Dans la lignée de ce que demandent constamment les lobbys économiques depuis trois ans, pas moins de 16,2 milliards de baisses d’impôts de production sont proposées dans le contre-budget du RN présenté mardi, quand ces « mesures en faveur des entrepreneurs » n’atteignaient que 5,35 milliards d’euros dans leur précédente mouture l’an dernier. « Jordan Bardella avait annoncé dans sa lettre aux entrepreneurs que nous étions capables d’aller plus loin », s’est félicité Jean-Philippe Tanguy.

Alors qu’il se contentait en 2025 de maintenir la trajectoire de suppression de la contribution sur la valeur ajoutée des entreprises (CVAE) – prévue en 2030 –, le RN propose de le faire dès à présent. Il mettrait également fin à la cotisation foncière des entreprises (CFE) et à la contribution sociale de solidarité des sociétés (C3S). Autant de coupes qui, si elles étaient mises en œuvre, assécheraient considérablement les finances des bénéficiaires du produit de ces impôts de production : les collectivités locales et le modèle social dans son ensemble.

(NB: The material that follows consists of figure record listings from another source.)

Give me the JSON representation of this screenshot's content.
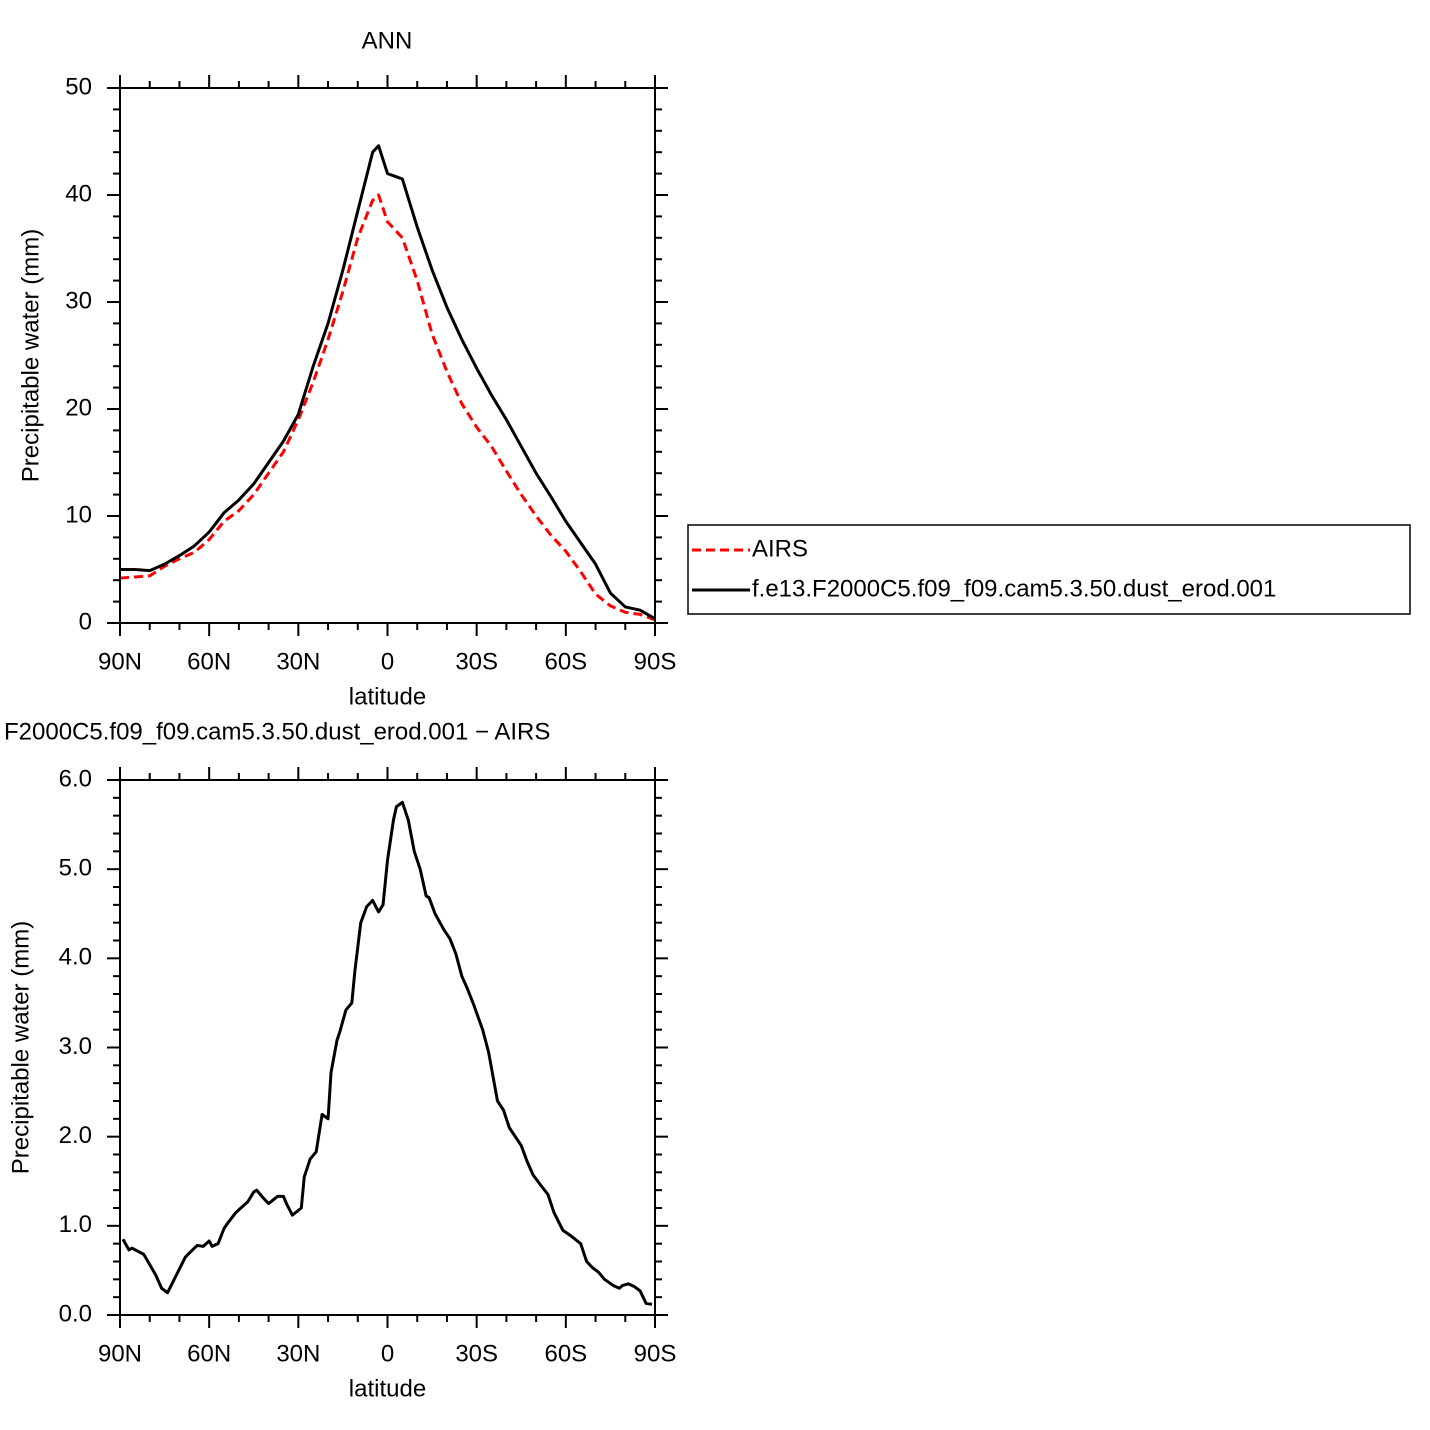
{
  "chart_data": [
    {
      "type": "line",
      "title": "ANN",
      "xlabel": "latitude",
      "ylabel": "Precipitable water (mm)",
      "x": [
        90,
        85,
        80,
        75,
        70,
        65,
        60,
        55,
        50,
        45,
        40,
        35,
        30,
        25,
        20,
        15,
        10,
        5,
        3,
        0,
        -5,
        -10,
        -15,
        -20,
        -25,
        -30,
        -35,
        -40,
        -45,
        -50,
        -55,
        -60,
        -65,
        -70,
        -75,
        -80,
        -85,
        -90
      ],
      "series": [
        {
          "name": "AIRS",
          "color": "#ff0000",
          "linestyle": "dashed",
          "values": [
            4.2,
            4.3,
            4.4,
            5.3,
            6.0,
            6.6,
            7.8,
            9.5,
            10.5,
            12.0,
            14.0,
            16.0,
            19.0,
            22.5,
            26.5,
            31.0,
            36.0,
            39.5,
            40.0,
            37.5,
            36.0,
            32.0,
            27.0,
            23.5,
            20.5,
            18.3,
            16.5,
            14.2,
            12.0,
            10.0,
            8.2,
            6.7,
            4.8,
            2.7,
            1.6,
            1.0,
            0.8,
            0.3
          ]
        },
        {
          "name": "f.e13.F2000C5.f09_f09.cam5.3.50.dust_erod.001",
          "color": "#000000",
          "linestyle": "solid",
          "values": [
            5.0,
            5.0,
            4.9,
            5.5,
            6.3,
            7.2,
            8.5,
            10.3,
            11.5,
            13.0,
            15.0,
            17.0,
            19.5,
            24.0,
            28.0,
            33.0,
            38.5,
            44.0,
            44.6,
            42.0,
            41.5,
            37.0,
            33.0,
            29.5,
            26.5,
            23.8,
            21.3,
            19.0,
            16.5,
            14.0,
            11.8,
            9.5,
            7.5,
            5.5,
            2.8,
            1.5,
            1.2,
            0.4
          ]
        }
      ],
      "xlim": [
        90,
        -90
      ],
      "xticks": [
        {
          "value": 90,
          "label": "90N"
        },
        {
          "value": 60,
          "label": "60N"
        },
        {
          "value": 30,
          "label": "30N"
        },
        0,
        {
          "value": -30,
          "label": "30S"
        },
        {
          "value": -60,
          "label": "60S"
        },
        {
          "value": -90,
          "label": "90S"
        }
      ],
      "ylim": [
        0,
        50
      ],
      "yticks": [
        0,
        10,
        20,
        30,
        40,
        50
      ],
      "legend": "right"
    },
    {
      "type": "line",
      "title": "F2000C5.f09_f09.cam5.3.50.dust_erod.001 − AIRS",
      "xlabel": "latitude",
      "ylabel": "Precipitable water (mm)",
      "x": [
        89,
        87,
        86,
        82,
        78,
        76,
        74,
        71,
        68,
        65,
        64,
        62,
        60,
        59,
        57,
        55,
        54,
        51,
        50,
        47,
        45,
        44,
        42,
        40,
        37,
        35,
        34,
        32,
        29,
        28,
        26,
        24,
        22,
        20,
        19,
        17,
        16,
        14,
        12,
        11,
        9,
        7,
        5,
        3,
        1.5,
        0,
        -2,
        -3,
        -5,
        -7,
        -9,
        -11,
        -13,
        -14,
        -16,
        -19,
        -21,
        -23,
        -25,
        -27,
        -29,
        -32,
        -34,
        -37,
        -39,
        -41,
        -45,
        -47,
        -49,
        -51,
        -54,
        -56,
        -59,
        -62,
        -65,
        -67,
        -69,
        -71,
        -73,
        -76,
        -78,
        -79,
        -81,
        -83,
        -85,
        -87,
        -89
      ],
      "series": [
        {
          "name": null,
          "color": "#000000",
          "linestyle": "solid",
          "values": [
            0.85,
            0.73,
            0.75,
            0.68,
            0.45,
            0.3,
            0.25,
            0.45,
            0.65,
            0.75,
            0.78,
            0.77,
            0.83,
            0.77,
            0.8,
            0.97,
            1.02,
            1.15,
            1.18,
            1.27,
            1.38,
            1.4,
            1.32,
            1.25,
            1.33,
            1.33,
            1.25,
            1.12,
            1.2,
            1.55,
            1.75,
            1.83,
            2.25,
            2.2,
            2.72,
            3.08,
            3.18,
            3.42,
            3.5,
            3.85,
            4.4,
            4.58,
            4.65,
            4.52,
            4.6,
            5.1,
            5.55,
            5.7,
            5.75,
            5.55,
            5.2,
            5.0,
            4.7,
            4.68,
            4.5,
            4.32,
            4.22,
            4.05,
            3.8,
            3.65,
            3.48,
            3.2,
            2.95,
            2.4,
            2.3,
            2.1,
            1.9,
            1.72,
            1.57,
            1.48,
            1.35,
            1.15,
            0.95,
            0.88,
            0.8,
            0.6,
            0.53,
            0.48,
            0.4,
            0.33,
            0.3,
            0.33,
            0.35,
            0.32,
            0.27,
            0.13,
            0.12
          ]
        }
      ],
      "xlim": [
        90,
        -90
      ],
      "xticks": [
        {
          "value": 90,
          "label": "90N"
        },
        {
          "value": 60,
          "label": "60N"
        },
        {
          "value": 30,
          "label": "30N"
        },
        0,
        {
          "value": -30,
          "label": "30S"
        },
        {
          "value": -60,
          "label": "60S"
        },
        {
          "value": -90,
          "label": "90S"
        }
      ],
      "ylim": [
        0,
        6
      ],
      "yticks": [
        {
          "value": 0,
          "label": "0.0"
        },
        {
          "value": 1,
          "label": "1.0"
        },
        {
          "value": 2,
          "label": "2.0"
        },
        {
          "value": 3,
          "label": "3.0"
        },
        {
          "value": 4,
          "label": "4.0"
        },
        {
          "value": 5,
          "label": "5.0"
        },
        {
          "value": 6,
          "label": "6.0"
        }
      ]
    }
  ]
}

Baisses de TVA sur l’énergie et les produits de première nécessité

Autre cadeau aux entreprises, et surtout à leurs actionnaires, le RN entend élargir les conditions du pacte Dutreil, qui permettent aux patrons de céder leur entreprise à leurs enfants en payant peu d’impôts. Ce dispositif, s’il bénéficie aussi aux petites entreprises, est surtout défendu à bras-le-corps par les grandes fortunes. C’est l’une des niches fiscales qui entretient la sous-taxation des héritages en France, comme le rappelait le Conseil d’analyse économique (CAE) dans une note publiée fin 2021.

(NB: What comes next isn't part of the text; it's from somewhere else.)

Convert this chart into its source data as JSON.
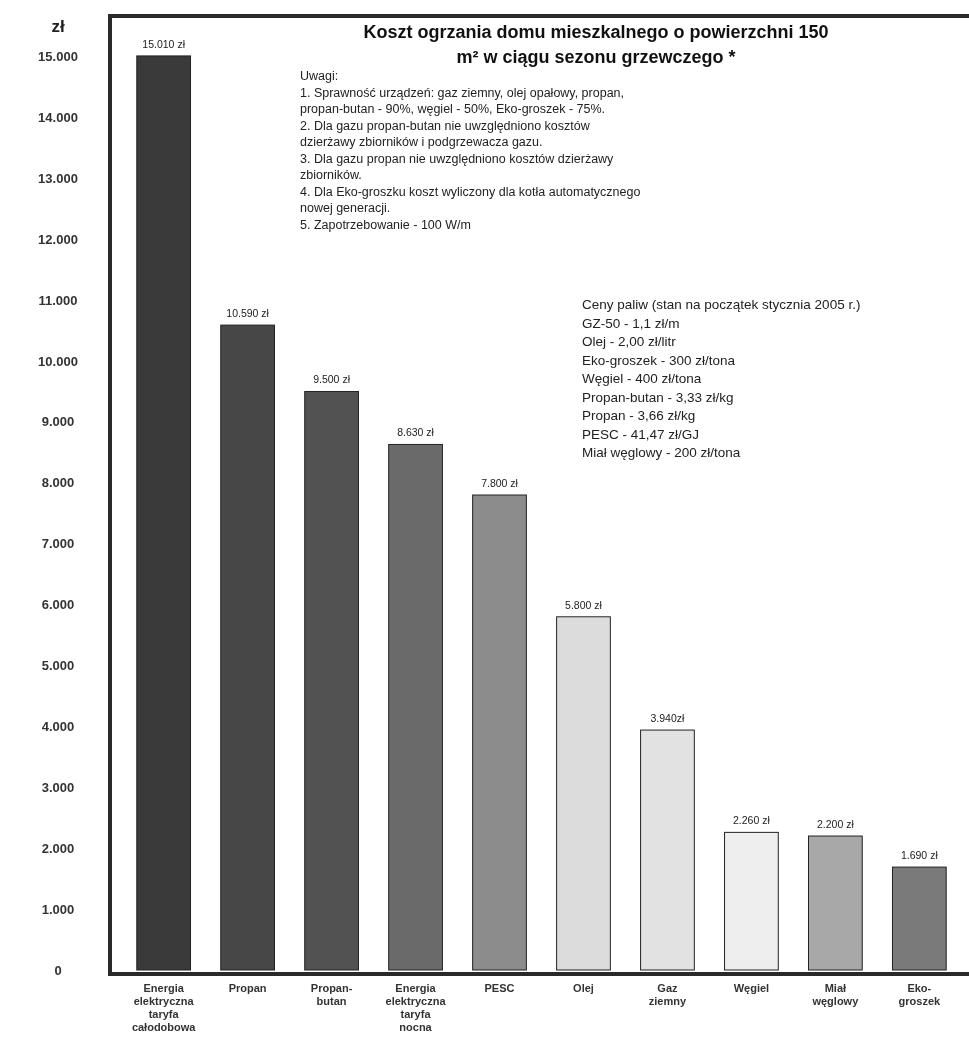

Son inventeur, l’ancien ministre Renaud Dutreil, conseille d’ailleurs Marine Le Pen et Jordan Bardella, selon La Tribune. Il était invité en juin dernier au Sommet des libertés – organisé par les galaxies des milliardaires Vincent Bolloré et Pierre-Édouard Stérin –, où il a dénoncé le « rouleau compresseur de l’égalité, qui a trouvé son instrument : la fiscalité ».

Tout en exauçant les souhaits des entreprises, le RN entend aussi contenter les ménages. Sur les 45 milliards d’euros de baisses d’impôts prévues dans le contre-budget du RN, 25 milliards doivent leur bénéficier directement. Soit « un gain de pouvoir d’achat de 25 milliards d’euros », a traduit Jean-Philippe Tanguy. Le RN propose une réduction de 11 milliards d’euros de la TVA sur l’énergie et de 3,5 milliards sur les produits de première nécessité.

Le tournant libéral entamé par le RN ne l’empêche toutefois pas de cibler la finance et les dividendes. Il propose d’augmenter la taxe sur les rachats d’actions à 33 %, ce qui rapporterait 8,4 milliards d’euros, de taxer les superdividendes (1,3 milliard d’euros) et de créer une taxe sur les transactions financières réalisées en moins de vingt-quatre heures, pour lutter contre la spéculation.

Le RN reprend enfin sa proposition de transformer l’impôt sur la fortune immobilière (IFI) en impôt sur la fortune financière (IFF), qui rapporterait 4 milliards d’euros et taxerait certes le patrimoine financier des plus aisés, mais exonérerait les riches propriétaires d’immobilier.